SAN FRANCISCO — When you think, “mall food” what comes to mind? Maybe it’s neon yellow lemonade or a pretzel dog or a Cinnabon eaten hastily before scuttling into Spencer’s Gifts to buy a black light poster for your room.
Certainly you don’t think “craft beer and cocktails” when you think of malls; but as a recent guest of Tap (415), I think you should seriously reconsider.
Tap (415) is a gastropub located “under the dome” of the Westfield San Francisco Centre. One has only to take escalator after spiraled escalator up to the level before the movie theater to get there, but once inside, you’ll forget you’re at a mall at all.
This seat-yourself joint lets you belly up to the (artfully pre-cup ring stained) bar and offers a bevy of cocktails, wine, and of course beer. One of the brains behind this operation is manager Nathan Sheeran, a long time enthusiast of the craft beer scene on a national level and a veteran of 25 Lusk. One of the lessons from the industry Sheeran says he brought to this new eatery and bar is “get them in with style then show them the substance.” Tap (415) has both in spades.
The ambiance is dark and trendy, but not pretentious. ’80s and ’90s jams played (truth be told I was Rick Rolled immediately) and Sheeran occasionally throws some Motown in the mix, because “only outward racists don’t like Motown”. The menu ranges from happy hour bites, like sliders and a truly exceptional oyster shooter, to fancier items like charcuterie or steak. Sheeran calls this spot “fast casual” (before promptly admitting that he hates that term) and says that the clientele is a nice mixture of mall workers, students and tourists, as well as those looking for a nice night out.
The bar is what really wows. Sheeran says that initially he dabbled in serving cocktails on tap but found the technology available didn’t match his ambition. Instead, Tap (415) serves a creative list of cocktails made the old-fashioned way. There is no sign of hoity-toity molecular gastronomy here – no artisanal foams or bacon inserted where it shouldn’t be – but instead cocktails made with local fruits, veggies, and herbs in unique combinations. There are also boozy milkshakes, which are a thing I think most adults could use more than they’d like to admit.

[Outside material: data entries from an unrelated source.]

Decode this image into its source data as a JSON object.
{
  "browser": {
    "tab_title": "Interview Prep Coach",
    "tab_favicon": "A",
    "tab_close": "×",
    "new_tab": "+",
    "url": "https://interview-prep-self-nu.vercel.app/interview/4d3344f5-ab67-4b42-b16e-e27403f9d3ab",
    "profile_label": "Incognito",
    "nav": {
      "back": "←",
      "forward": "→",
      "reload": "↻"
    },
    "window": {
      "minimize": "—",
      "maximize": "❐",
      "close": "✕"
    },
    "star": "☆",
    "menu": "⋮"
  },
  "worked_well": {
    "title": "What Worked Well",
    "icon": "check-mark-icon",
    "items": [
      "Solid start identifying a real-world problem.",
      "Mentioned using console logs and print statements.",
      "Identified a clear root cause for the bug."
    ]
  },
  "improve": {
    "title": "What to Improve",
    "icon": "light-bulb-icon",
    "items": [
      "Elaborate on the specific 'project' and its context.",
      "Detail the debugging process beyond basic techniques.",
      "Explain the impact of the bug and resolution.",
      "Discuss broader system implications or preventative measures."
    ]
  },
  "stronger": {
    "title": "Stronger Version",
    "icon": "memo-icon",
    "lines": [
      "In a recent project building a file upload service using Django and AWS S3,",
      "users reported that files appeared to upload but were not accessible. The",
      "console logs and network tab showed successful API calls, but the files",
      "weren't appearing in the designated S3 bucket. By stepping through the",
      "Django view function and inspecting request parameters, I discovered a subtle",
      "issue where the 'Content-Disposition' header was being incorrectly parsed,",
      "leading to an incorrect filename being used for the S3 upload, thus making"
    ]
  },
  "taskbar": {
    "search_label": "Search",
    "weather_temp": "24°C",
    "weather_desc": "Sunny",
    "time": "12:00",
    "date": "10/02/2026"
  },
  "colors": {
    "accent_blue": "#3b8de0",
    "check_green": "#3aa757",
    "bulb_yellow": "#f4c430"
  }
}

And now the real deciding factor: the beer. Sheerhan is a big believer in “the gateway concept” meaning he wants people to come here and discover their new favorite brew. There is not a trace of “Big Beer” anywhere at Tap (415). This is unusual for lots of bars, especially those with a large tourist demographic, seeing as Joe Sixpack who’s in town for a convention would usually feel more comfortable in a bar when he could knock back a Bud or two. But Sheeran has a real interest in expanding Joe’s horizons. “I’ll ask what your favorite beer is and give you a sample or two of something similar and the throw in a long shot just to mess with you,” he says.
The bar consists of 12 taps, a good mix of local brews, a rotating new selection, and European ones. As a sort of bar calling card Sheeran says that there will always be at least one beer by Belgian brewery Rodenbach on tap. Sheeran calls the Grand Cru currently on tap “the best sour ale out there”.
What really makes this joint special, mall or no mall, is the attention to detail. During our interview Sheeran’s head was constantly swiveling, his eyes scanning the bar. He got up several times to personally show customers to their seats and chat with a server about the minutia of their favorite beer. The staff themselves are equally attentive and during my stay I watched a bar tender take a strawful of a perfectly beautiful full cocktail, shake her head in dismay and start completely from scratch, a gesture I have never seen anywhere else in this city. Tap (415) maintains the perfect balance between classy and unpretentious. This is a perfect spot for a post movie drink, a work dinner, or something to tide you over before a long BART ride. Personally I think you should tell your date to meet you at the mall for dinner. As Sheeran always says “there is no right or wrong answer in the world of booze”.